According to the SEC order ….. from late 2007 to January 2010, Citadel Execution Services suggested to its B/D clients that, upon receiving retail orders they forwarded from their own customers, it either internalized the order – i.e., took the other side of the trade - and provided the best price observed on various market data feeds, or it sought to obtain that price in the marketplace.
As a “wholesale market maker” or “internalizer” that specializes in handling retail orders from investors who are customers of other broker-dealers, Citadel Securities executes approximately 35% of the average daily volume of retail equity shares traded in the U.S. markets.

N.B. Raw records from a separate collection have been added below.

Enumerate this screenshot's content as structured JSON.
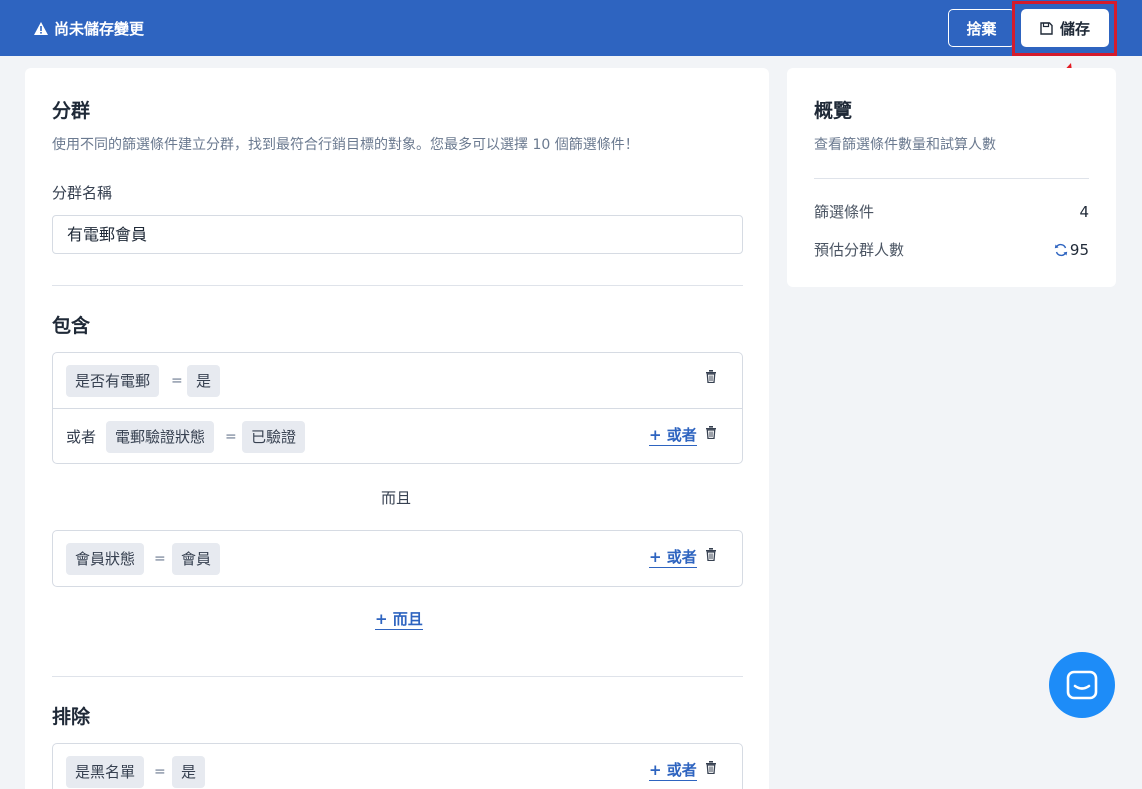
{
  "topbar": {
    "warning_text": "尚未儲存變更",
    "discard_label": "捨棄",
    "save_label": "儲存"
  },
  "segment": {
    "title": "分群",
    "description": "使用不同的篩選條件建立分群，找到最符合行銷目標的對象。您最多可以選擇 10 個篩選條件！",
    "name_label": "分群名稱",
    "name_value": "有電郵會員"
  },
  "include": {
    "title": "包含",
    "groups": [
      {
        "rows": [
          {
            "field": "是否有電郵",
            "op": "=",
            "value": "是"
          },
          {
            "prefix": "或者",
            "field": "電郵驗證狀態",
            "op": "=",
            "value": "已驗證",
            "add_or": "+ 或者"
          }
        ]
      },
      {
        "rows": [
          {
            "field": "會員狀態",
            "op": "=",
            "value": "會員",
            "add_or": "+ 或者"
          }
        ]
      }
    ],
    "and_separator": "而且",
    "add_and": "+ 而且"
  },
  "exclude": {
    "title": "排除",
    "rows": [
      {
        "field": "是黑名單",
        "op": "=",
        "value": "是",
        "add_or": "+ 或者"
      }
    ]
  },
  "overview": {
    "title": "概覽",
    "description": "查看篩選條件數量和試算人數",
    "filter_count_label": "篩選條件",
    "filter_count_value": "4",
    "estimate_label": "預估分群人數",
    "estimate_value": "95"
  },
  "colors": {
    "brand": "#2e64c0",
    "highlight": "#d41b2c",
    "chat": "#1d8cf8"
  }
}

However, the SEC says that the 2 algorithms used by Citadel Securities did not internalize retail orders at the best price observed nor sought to obtain the best price in the marketplace. Instead, they were triggered when they identified differences in the best prices on market feeds, comparing the SIP feeds to the direct feeds from exchanges.
- One strategy, known as FastFill, immediately internalized an order at a price that was not the best price for the order that Citadel Securities observed.
- Another strategy, known as SmartProvide, routed an order to the market that was not priced to obtain immediately the best price that Citadel Securities observed.
While acknowledging that the two algorithms represented a small part of Citadel Securities’ internalization business, Robert Cohen, Co-Chief of SEC Enforcement, said they “nevertheless affected millions of orders placed by retail investors because of Citadel Securities’ large role in that market.”